Costa Rica’s five-year EV plan
Since 2010, Costa Rica has enjoyed stable economic growth and a standard of living that is relatively high for the region, strongly developing in the industries of agriculture, technology and tourism.
Although foreign investors remain attracted by the country's political stability and relatively high education levels, as well as the incentives offered in the free-trade zones, Costa Rica and its 2.93 million inhabitants still face relatively low levels of domestic revenue.
While its latest GDP estimate was US$58.9bn (US$11,947 per capita) in 2017, unemployment rose from 8.7% in mid-2018 to just over 10% in 2Q19. The country’s benchmark interest and inflation rates, in April of this year, were 5% and 2%, respectively.
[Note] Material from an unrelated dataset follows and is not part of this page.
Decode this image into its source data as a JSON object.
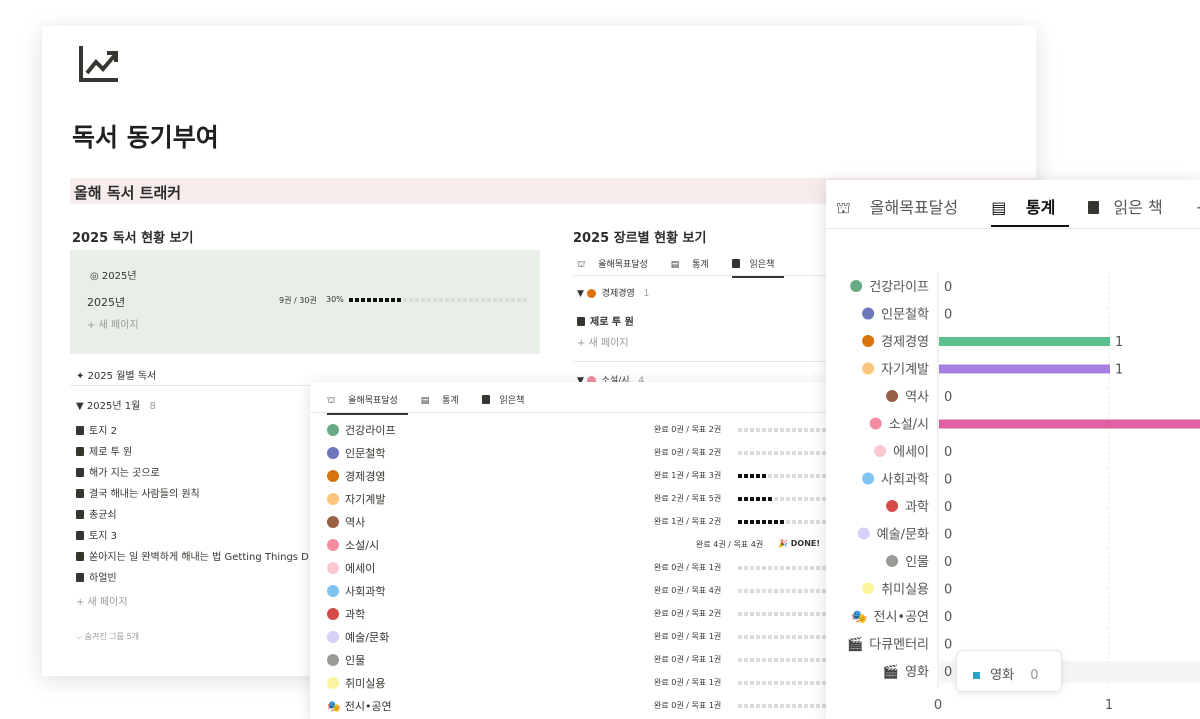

Among the governent’s goals is its ambitious target to get 37,000 plug-in electric vehicles on roads by 2022. In a small country like Costa Rica where sales of new cars and light trucks only average about 50,000 per year, sales of electric vehicles (EV) would need to be at least 15% of total sales.
To support this, the government adopted a law in early 2018 to encourage electric transport with a long-term view to eliminate hydrocarbon-powered vehicles in the country.
The initiative eliminates sales, customs and circulation taxes for electric vehicles (EV) and allows them to use municipal parking facilities free of charge. Moreover, approximately 61 EV charging stations have been deployed in the country.
Currently, there are three fully electric models available on the market, being the BMW i3, Nissan Leaf, and Hyundai Ioniq, and the Chevrolet Bolt should be coming to the country soon. As for hybrid EVs, leading the pack are Mitsubishi Outlander, BMW X5, Porsche Cayenne S, and BYD Qin.